Would architect Patrick Keely be spinning in his grave at the changes awaiting his magnificent Holy Trinity Church? Or would the Tipperary-born builder understand that times change, and be grateful that his artistic vision will remain at least partly intact on the South End corner that the church has graced since 1877?
Developer David Goldman and his company, New Boston Ventures, purchased Holy Trinity Church, at 136 Shawmut Avenue, from the archdiocese of Boston. Although the church cited severely declining attendance as the reason for the sale, the moves came amid other sales of church property in which the money went to paying damages incurred from the abuse scandal.
The Boston Redevelopment Authority has granted the developer permission to redesign the edifice, dubbed the “German church” because it tended to the rising numbers of German immigrants in the 19th century, and rectory into at least 33 boutique condo units. Much of the church’s interior will be demolished and an 8-story, 58,000-square-foot modern steel-and glass structure will rise on the site. The developer has assured the city that Keely’s graceful spire and classical architecture will remain a highlight. Perhaps, but it raises the time-old issue of progress versus preservation.
Patrick Keely understood progress. His soaring churches and cathedrals – including nearby Holy Cross Cathedral – still soar above the landscape from the East Coast to the Mississippi, in places like New York, Charleston, Chicago, and Milwaukee.
He was lauded by his eulogist for how he changed the social, religious, and architectural landscape of Boston and beyond: “The largely Irish congregations who in their native country were forced to attend Mass on an open hillside, a rock serving as an altar, and with men on guard to watch for the coming of soldiers were quite content with a space for the altar and a roof over their heads. Keeley [sic.] was able and gave them more…”
While Keely’s early years in the town of Thurles in Tipperary remain murky, historians speculate that his family was fairly well off. According to town records, the Keelys lived in a home “that had been occupied as a convent by the Presentation sisters and which had been built by a wealthy distiller named McCormick. Apparently young Patrick received the education available to boys that were expected to be tradesman and mechanics.”
Keely immigrated to Brooklyn in 1842 and initially made his way as a carpenter. In an era when master builders devised their own construction plans, the lines between architects and gifted tradesmen could become blurred, and tradesmen without formal academic training nonetheless designed and built structures. Still, the formal practice of architecture was taking shape in America as young Keely started his career.
His presence in Boston began in earnest in 1851, when he tackled the renovations, rebuilding, and enlargement of the Church of Saints Peter and Paul in South Boston. The granite Gothic Revival church had been designed by Gridley J.F. Bryant in 1843 and completed in 1845, but had been heavily damaged in a fire in 1848. Keely, hired to restore and expand the structure, completed his work in 1853.
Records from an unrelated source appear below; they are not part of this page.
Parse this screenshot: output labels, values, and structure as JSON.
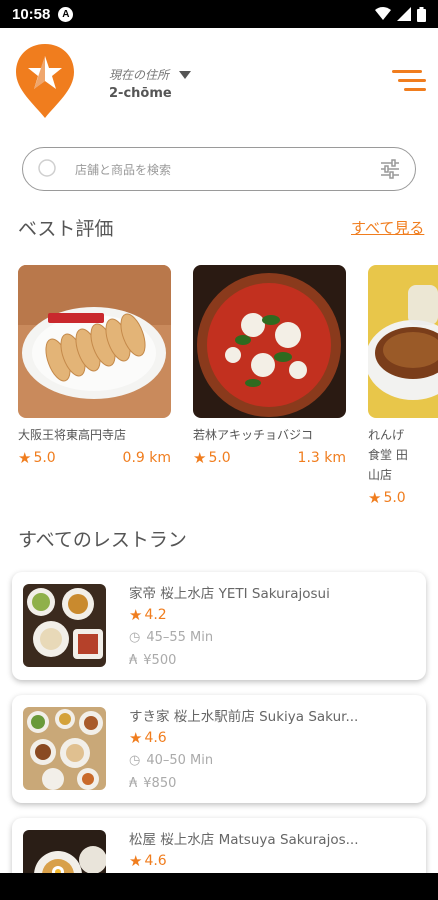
{
  "status_bar": {
    "time": "10:58",
    "notification_icon": "A"
  },
  "header": {
    "location_label": "現在の住所",
    "location_value": "2-chōme",
    "brand_color": "#f07d1e"
  },
  "search": {
    "placeholder": "店舗と商品を検索"
  },
  "best": {
    "title": "ベスト評価",
    "see_all": "すべて見る",
    "cards": [
      {
        "name": "大阪王将東高円寺店",
        "rating": "5.0",
        "distance": "0.9 km"
      },
      {
        "name": "若林アキッチョバジコ",
        "rating": "5.0",
        "distance": "1.3 km"
      },
      {
        "name": "れんげ食堂 田山店",
        "rating": "5.0",
        "distance": ""
      }
    ]
  },
  "all": {
    "title": "すべてのレストラン",
    "restaurants": [
      {
        "name": "家帝 桜上水店 YETI Sakurajosui",
        "rating": "4.2",
        "time": "45–55 Min",
        "price": "¥500"
      },
      {
        "name": "すき家 桜上水駅前店 Sukiya Sakur...",
        "rating": "4.6",
        "time": "40–50 Min",
        "price": "¥850"
      },
      {
        "name": "松屋 桜上水店 Matsuya Sakurajos...",
        "rating": "4.6",
        "time": "",
        "price": ""
      }
    ]
  }
}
The impressive results of his renovations on the South Boston church led to numerous commissions from the Boston archdiocese, and Keely oversaw the construction of his houses of worship from blueprints to spires. More than twenty of his churches still stand in the South End, Dorchester, East Boston, South Boston, the North End, Charlestown, Roxbury, Hyde Park, Brookline, and many other Massachusetts cities.
After his death, in 1896, his sons and son-in-law continued the firm of Keely and Houghton. Their projects including St. Margaret’s Church in Dorchester (1899–1904) and St. Mary’s School in Charlestown (1901–02).
While the hundreds of churches Keely designed testified to his skills, his cathedrals – his vision on a grander scale – cemented his reputation as one of the greatest neo-Gothic architects of the era. Some of his smaller churches were built on such a scale that they were nearly cathedrals themselves. In 1884, the University of Notre Dame bestowed its second annual Laetare Medal on Keely for “changing the style of ecclesiastical structures and modified architectural taste in this country.”
In Boston and beyond, Patrick Keely’s reputation for getting his designs right and rendering them with the highest professionalism and integrity led to an admiring adage among tradesmen: “It must be true since Mr. Keely says it is.”
This past spring, the architect James Alexander, leader of Holy Trinity’s redesign team at Finegold Alexander + Associates, told Boston Globe correspondent Dan Adams “You could tear it [Holy Trinity] down and start over, which would be a tragedy. You’d lose the details, the social and religious history. But re-using it as it was, with the shape of the roof and the square footage, it just wouldn’t generate the return.”
One can only hope that Alexander and his associates do not forget another sort of return. Every time that anyone with even a passing interest in Boston’s history stops and looks at Holy Trinity, the Cathedral of the Holy Cross, or any of Patrick Keely’s churches, they view the literal landscape of Keely’s genius and his historical impact. The toniest of condo developments pales in comparison.